Exponential Functions: Introduction to Wealth and Debt Management

Camay Hunter, Math, West Charlotte HS

Curriculum Unit (pdf)

Synopsis

Exponential Functions – this unit will focus on enabling students to thoroughly examine their money management practices and skills as part of a greater social issue and use the tools of mathematics to help in the decision-making process. We will focus on solutions-based approach to tackling and managing household debt. More specifically, Students will examine how saving small amounts can create greater gains overtime while simultaneously engaging in deep mathematical thinking and discourse about how interest rates on debt such as cars, student loans and credit cards can grow exponentially, and limit challenge their ability to amass wealth and hence affect their financial well-being.
The unit will begin with an introduction to and a comparison of the effect of simple and compound interest on money invested.

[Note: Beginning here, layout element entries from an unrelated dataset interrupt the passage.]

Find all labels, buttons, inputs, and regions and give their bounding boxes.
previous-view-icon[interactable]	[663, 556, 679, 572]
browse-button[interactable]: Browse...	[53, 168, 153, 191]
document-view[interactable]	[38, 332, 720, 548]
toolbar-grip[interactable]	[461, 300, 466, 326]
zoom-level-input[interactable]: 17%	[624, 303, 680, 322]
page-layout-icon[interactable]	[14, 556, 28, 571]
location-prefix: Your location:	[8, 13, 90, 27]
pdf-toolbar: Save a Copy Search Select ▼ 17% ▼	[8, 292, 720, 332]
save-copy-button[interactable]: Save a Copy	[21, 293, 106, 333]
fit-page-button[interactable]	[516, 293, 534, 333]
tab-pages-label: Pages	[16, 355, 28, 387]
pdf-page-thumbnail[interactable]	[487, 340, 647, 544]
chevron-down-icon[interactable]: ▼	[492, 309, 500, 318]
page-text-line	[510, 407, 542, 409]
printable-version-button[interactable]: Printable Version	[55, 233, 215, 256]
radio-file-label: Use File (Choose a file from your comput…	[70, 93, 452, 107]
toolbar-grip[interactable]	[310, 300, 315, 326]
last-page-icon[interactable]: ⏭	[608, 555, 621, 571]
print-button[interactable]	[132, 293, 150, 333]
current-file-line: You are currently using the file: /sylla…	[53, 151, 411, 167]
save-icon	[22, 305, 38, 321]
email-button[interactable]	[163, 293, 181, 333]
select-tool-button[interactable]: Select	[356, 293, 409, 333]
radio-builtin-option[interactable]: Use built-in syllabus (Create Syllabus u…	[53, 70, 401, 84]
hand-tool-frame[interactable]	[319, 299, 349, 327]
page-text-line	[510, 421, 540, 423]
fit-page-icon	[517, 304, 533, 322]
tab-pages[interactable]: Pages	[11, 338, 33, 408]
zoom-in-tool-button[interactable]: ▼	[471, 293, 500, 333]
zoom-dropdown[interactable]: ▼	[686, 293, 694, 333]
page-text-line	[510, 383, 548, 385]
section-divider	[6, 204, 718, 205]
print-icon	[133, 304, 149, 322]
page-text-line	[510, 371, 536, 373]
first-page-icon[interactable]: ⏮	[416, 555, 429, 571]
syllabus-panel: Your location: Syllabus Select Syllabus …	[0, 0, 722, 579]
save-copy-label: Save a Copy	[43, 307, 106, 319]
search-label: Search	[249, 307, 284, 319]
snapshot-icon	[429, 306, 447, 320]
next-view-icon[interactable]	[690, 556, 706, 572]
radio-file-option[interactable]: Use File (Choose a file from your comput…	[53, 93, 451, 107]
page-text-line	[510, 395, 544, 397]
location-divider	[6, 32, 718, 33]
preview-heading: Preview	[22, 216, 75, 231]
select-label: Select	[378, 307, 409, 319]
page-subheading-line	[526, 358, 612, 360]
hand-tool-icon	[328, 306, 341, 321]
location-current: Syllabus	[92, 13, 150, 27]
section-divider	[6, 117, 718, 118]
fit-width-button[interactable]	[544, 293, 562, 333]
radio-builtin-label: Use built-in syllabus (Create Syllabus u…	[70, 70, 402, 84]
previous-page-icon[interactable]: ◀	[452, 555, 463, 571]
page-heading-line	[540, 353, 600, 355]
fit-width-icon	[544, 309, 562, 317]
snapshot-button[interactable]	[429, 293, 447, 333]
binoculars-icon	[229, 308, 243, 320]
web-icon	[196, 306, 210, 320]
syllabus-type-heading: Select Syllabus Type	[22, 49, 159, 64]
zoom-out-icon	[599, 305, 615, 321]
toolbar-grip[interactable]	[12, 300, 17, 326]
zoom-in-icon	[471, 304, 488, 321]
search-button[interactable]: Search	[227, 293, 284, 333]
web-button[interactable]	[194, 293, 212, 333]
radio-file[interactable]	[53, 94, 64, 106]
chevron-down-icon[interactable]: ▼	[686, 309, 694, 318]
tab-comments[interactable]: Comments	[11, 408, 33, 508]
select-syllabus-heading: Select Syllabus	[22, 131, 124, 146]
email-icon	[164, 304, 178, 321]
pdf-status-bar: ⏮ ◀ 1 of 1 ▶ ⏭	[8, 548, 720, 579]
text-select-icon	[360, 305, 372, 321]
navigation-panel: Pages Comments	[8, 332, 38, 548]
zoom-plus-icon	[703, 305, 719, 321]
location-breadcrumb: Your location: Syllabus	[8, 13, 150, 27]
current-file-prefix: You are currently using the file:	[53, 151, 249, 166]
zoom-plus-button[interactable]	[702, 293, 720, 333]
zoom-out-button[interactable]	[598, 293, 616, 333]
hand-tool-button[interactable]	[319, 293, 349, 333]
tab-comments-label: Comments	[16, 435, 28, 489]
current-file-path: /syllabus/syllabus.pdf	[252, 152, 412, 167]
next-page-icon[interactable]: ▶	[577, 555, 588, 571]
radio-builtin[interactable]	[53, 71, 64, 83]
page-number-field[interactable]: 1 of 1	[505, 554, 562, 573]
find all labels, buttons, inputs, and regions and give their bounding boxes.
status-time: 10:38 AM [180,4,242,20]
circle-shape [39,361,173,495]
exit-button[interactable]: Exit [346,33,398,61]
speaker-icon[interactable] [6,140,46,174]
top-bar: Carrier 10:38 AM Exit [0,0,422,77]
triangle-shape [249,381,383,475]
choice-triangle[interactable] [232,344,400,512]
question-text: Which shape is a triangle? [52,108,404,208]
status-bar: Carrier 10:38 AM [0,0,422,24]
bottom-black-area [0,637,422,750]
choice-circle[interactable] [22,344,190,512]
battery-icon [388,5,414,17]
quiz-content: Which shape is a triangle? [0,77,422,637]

Students will explore the behavior of these two methods of calculating interest with the aim of helping them make connections and distinctions between how they affect future value of money. Students will use tables and graphs to compare the growth of money using simple interest (linear) function and compare it to compound interest (exponential) function.
As they conceptualize the meaning of simple and compound interest, the impact of these two formulae will contribute knowledge that underscores the importance of an education towards social justice and view this as a means to tackle problems that exist in their schools and wider communities. Each lesson will be specifically linked to the management of one form of loan or investment. These scenarios will provide opportunities for students to examine future decisions they make in a more systematic way. They will also build functions to represent the disparities they observe and present these ideas through various media to include but not limited to the production of an advertisement, video or poster to sensitize members of their community to the benefits and drawbacks of simple interest and compound interest over time.